Higher education officials in Iowa talked about inconsistencies in the way the state’s universities enforce open records law, but they say those conversations are off limits to the public.
Earlier this year, The Iowa Independent reported that the University of Iowa and Iowa State University had disclosed different amounts of information to nearly identical records request. Asked for information about employees on paid leave, ISU offered dates of the leaves, salaries earned by those employees, and even general details about their violations. U of I, however, revealed far less: The number of faculty on paid leave and their aggregate salaries since being on leave.

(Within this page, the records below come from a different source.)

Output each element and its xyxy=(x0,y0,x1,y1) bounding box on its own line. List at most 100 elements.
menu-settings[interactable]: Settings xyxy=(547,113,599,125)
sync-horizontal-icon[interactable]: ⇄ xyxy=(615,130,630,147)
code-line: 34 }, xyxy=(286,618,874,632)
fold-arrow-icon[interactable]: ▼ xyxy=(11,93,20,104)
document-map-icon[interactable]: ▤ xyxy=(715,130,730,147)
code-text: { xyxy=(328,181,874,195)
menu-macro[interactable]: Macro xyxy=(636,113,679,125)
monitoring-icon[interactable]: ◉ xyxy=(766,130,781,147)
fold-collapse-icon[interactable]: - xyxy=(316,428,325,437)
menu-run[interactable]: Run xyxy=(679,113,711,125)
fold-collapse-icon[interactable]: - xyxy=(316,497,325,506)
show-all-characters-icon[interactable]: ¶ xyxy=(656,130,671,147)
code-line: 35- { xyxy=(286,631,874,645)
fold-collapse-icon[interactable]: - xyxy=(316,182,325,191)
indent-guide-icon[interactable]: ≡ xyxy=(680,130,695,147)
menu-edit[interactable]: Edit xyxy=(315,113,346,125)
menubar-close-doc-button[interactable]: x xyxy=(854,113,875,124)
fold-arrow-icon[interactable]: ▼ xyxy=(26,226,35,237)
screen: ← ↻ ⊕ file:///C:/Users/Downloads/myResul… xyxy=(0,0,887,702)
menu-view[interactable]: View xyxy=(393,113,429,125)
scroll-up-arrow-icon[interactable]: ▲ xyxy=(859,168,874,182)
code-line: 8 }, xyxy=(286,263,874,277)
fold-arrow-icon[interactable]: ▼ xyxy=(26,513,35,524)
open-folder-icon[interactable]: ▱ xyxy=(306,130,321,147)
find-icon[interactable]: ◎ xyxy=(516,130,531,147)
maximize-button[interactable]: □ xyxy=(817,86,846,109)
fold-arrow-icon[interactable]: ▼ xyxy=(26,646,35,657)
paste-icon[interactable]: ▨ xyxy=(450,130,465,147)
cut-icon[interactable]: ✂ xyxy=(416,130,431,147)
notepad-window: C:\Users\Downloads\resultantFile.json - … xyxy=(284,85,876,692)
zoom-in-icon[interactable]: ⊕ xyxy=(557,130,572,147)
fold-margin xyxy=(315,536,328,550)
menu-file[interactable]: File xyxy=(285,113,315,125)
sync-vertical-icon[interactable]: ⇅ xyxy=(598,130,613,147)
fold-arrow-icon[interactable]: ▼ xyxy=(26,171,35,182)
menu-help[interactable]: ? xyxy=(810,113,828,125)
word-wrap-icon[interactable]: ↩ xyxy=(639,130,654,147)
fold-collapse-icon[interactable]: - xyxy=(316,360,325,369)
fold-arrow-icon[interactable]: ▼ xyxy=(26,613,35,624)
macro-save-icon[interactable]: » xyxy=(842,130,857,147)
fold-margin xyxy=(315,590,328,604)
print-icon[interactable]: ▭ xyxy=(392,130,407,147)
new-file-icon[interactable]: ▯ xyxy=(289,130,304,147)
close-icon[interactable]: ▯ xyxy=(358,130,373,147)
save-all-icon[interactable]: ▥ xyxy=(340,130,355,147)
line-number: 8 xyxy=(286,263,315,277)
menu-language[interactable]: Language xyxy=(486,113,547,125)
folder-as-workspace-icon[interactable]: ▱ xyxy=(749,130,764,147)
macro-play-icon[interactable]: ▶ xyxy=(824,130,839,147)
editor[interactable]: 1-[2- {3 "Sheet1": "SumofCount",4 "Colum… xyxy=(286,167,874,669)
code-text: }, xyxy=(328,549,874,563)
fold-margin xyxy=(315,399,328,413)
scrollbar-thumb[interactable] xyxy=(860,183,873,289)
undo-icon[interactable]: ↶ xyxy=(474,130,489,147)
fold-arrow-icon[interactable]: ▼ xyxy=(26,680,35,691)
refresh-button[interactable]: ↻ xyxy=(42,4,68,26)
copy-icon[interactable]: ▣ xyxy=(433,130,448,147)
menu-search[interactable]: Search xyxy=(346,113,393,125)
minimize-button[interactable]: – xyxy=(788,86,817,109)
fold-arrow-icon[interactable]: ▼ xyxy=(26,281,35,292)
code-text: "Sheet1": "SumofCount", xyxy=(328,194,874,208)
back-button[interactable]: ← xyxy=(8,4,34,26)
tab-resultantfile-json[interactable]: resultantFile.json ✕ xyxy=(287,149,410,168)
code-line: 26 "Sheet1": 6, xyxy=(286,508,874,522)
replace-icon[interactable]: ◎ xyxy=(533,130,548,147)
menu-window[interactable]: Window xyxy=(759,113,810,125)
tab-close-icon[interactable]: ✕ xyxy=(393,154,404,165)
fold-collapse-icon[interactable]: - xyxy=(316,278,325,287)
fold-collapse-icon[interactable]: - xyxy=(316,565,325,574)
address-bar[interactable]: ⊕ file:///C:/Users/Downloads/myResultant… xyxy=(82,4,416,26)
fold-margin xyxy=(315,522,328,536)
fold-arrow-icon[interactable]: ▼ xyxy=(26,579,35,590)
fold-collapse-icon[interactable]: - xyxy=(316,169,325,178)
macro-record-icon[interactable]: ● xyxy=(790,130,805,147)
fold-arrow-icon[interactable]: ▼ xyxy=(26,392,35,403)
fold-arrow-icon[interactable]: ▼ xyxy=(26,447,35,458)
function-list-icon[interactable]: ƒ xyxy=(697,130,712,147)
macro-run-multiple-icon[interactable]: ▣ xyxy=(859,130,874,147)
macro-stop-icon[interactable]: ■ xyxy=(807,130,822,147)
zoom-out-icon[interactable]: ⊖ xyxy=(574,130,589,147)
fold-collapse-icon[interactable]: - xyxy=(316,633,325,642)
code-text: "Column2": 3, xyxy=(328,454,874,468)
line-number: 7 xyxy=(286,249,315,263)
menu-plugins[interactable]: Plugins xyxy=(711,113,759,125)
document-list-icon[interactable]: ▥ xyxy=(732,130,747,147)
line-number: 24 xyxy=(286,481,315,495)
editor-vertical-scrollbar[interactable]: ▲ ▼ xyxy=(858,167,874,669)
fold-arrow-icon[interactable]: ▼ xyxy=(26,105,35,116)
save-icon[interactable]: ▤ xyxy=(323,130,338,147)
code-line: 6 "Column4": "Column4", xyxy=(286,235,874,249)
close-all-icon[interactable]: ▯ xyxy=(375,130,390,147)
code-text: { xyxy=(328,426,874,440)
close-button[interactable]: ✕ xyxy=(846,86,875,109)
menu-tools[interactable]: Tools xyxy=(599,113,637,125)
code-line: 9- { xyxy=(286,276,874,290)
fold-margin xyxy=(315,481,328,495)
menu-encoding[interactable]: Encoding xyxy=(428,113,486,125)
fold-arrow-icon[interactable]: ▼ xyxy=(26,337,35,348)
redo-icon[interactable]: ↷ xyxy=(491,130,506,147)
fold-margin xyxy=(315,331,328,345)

E-mails obtained this week show that after The Iowa Independent’s inquiry Board of Regents General Counsel Tom Evans contacted U of I officials asking about their process for releasing information about employee paid leave:
Please advise the Board Office of your institutions procedures for tracking paid administrative leave for faculty and staff as well as open records protocol for release of information for faculty/staff (i.e. what data you release) on paid administrative leave.
U of I General Counsel Carroll Reasoner directed one of her staff lawyers to make contact with Evans, but the e-mails cut off there.
What officials said after that, staff members say, is not public information.
“It is a legal communication between General Counsel Evans and Counsel Porter and is privileged in its entirety,” Regents Assistant Counsel Aimee Clayton wrote in an e-mail.